C’est cet autre terme qu’il nous faut toujours rechercher, car cet autre terme, c’est souvent notre chemin propre. Voyez-vous, en matière spirituelle, il y a toujours et nécessairement plusieurs chemins, parce que nous ne sommes pas des copies conformes, nous ne sommes pas des clones. Le chemin pour être disciple qui est le mien n’est pas le vôtres. Chacun doit découvrir, pour lui, à quoi il est appelé par le Seigneur.  D’où l’importance de s’asseoir, de bien discerner. Une fois le chemin personnel découvert, il faut y aller, nous pouvons y aller, parce que les moyens nous sont donnés d’accomplir le projet d’amour que Dieu porte pour nous. Il faut discuter avec Dieu quelles sont les conditions valables pour vous, et seulement pour vous, pour être en paix avec lui, pour être son disciple. 

Ces deux paraboles nous invitent alors à nous dépouiller d’abord de nos représentations toutes faites sur Dieu, à nous dépouiller de ce que nous croyons être le moyen de devenir disciple du Christ. Elles nous invitent à une relation vraiment personnelle avec le Christ pour sortir du désir de réussir par la seule force de nos poignets. La vie spirituelle n’est pas d’abord une affaire d’égo ; elle est une affaire de réponse confiante à un appel. Comment pourrions-nous croire en un Dieu qui nous appelle et qui ensuite rendrait le chemin impossible pour nous ? Si Dieu vous appelle à être ses disciples – et il le fait – , il vous donne aussi les moyens de réussir à l’être. Il vous donnera de vous débarrasser de ce qui vous empêche de marcher à sa suite ; il vous donnera de lutter contre vos péchés, votre découragement.
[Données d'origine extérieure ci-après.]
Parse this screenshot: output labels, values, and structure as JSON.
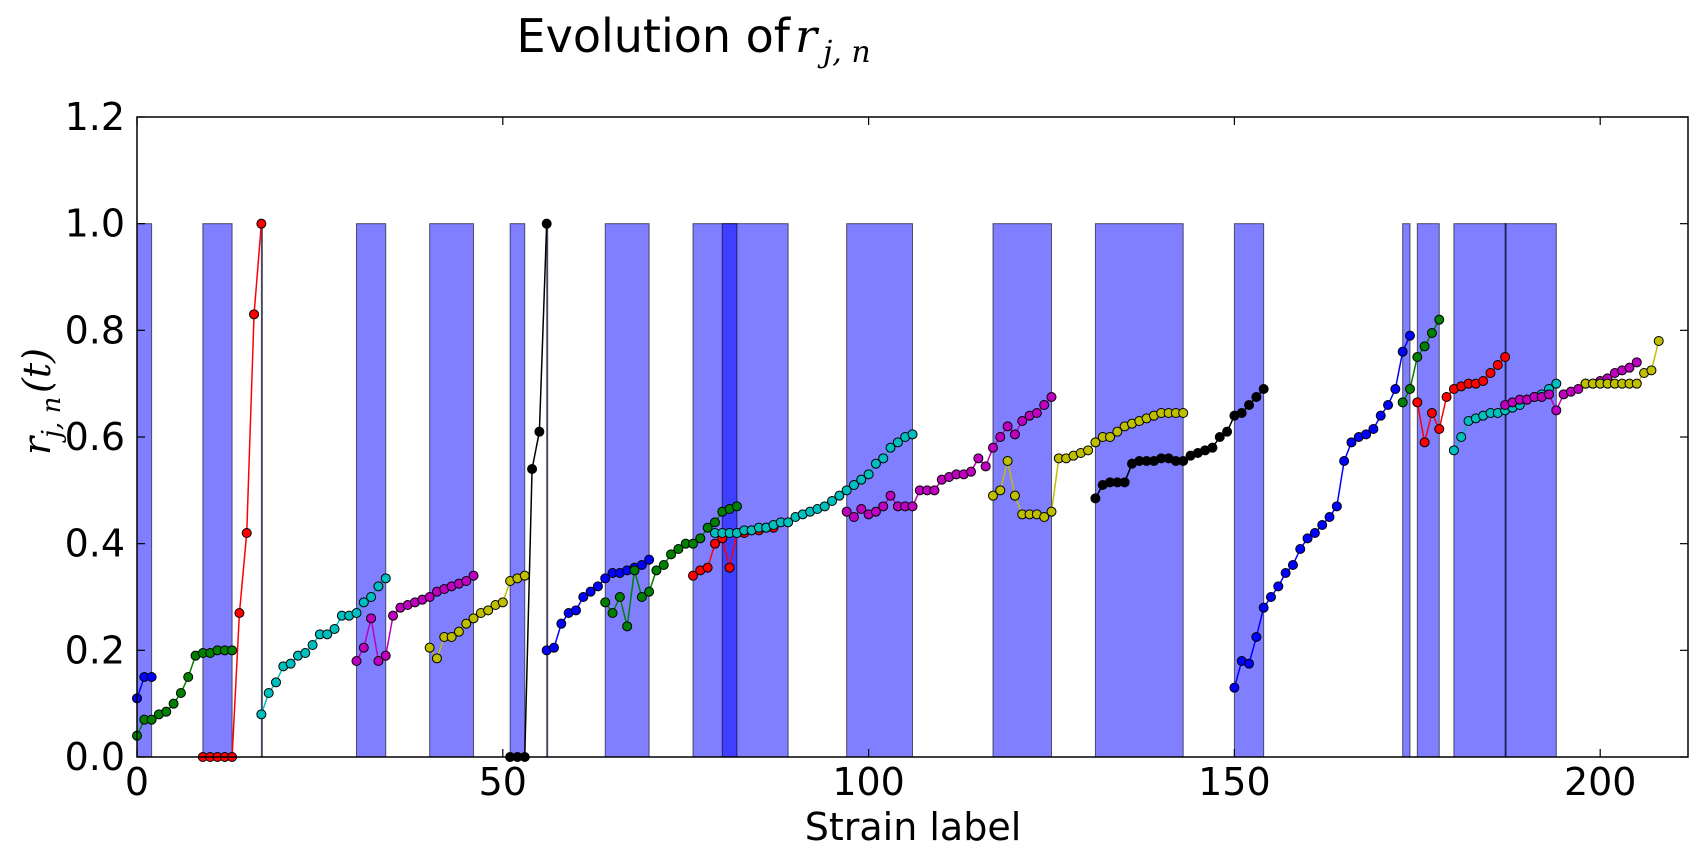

La vie spirituelle n’est pas question de volonté propre, mais un désir d’amour partagé entre le Christ et moi. 

Quand ce désir d’amour partagé entre le Christ et nous est réalité, alors il est possible de porter sa croix pour marcher à la suite de Jésus, parce que nous porterons la croix que le Christ lui-même a porté pour nous, croix qu’il a vaincu et dont il nous rendra vainqueur. Mais si nous pensons la vaincre par nos seules forces, ce sera l’échec, nous ne serons pas dignes d’être disciples du Christ. Nous ne serons que notre propre maître, notre propre disciple, notre propre échec. Seul celui qui marche humblement à la suite de Jésus, portant comme lui la croix, peut être disciple, et disciple sauvé. En Christ seul est la victoire ; en Christ seul est la gloire. Amen.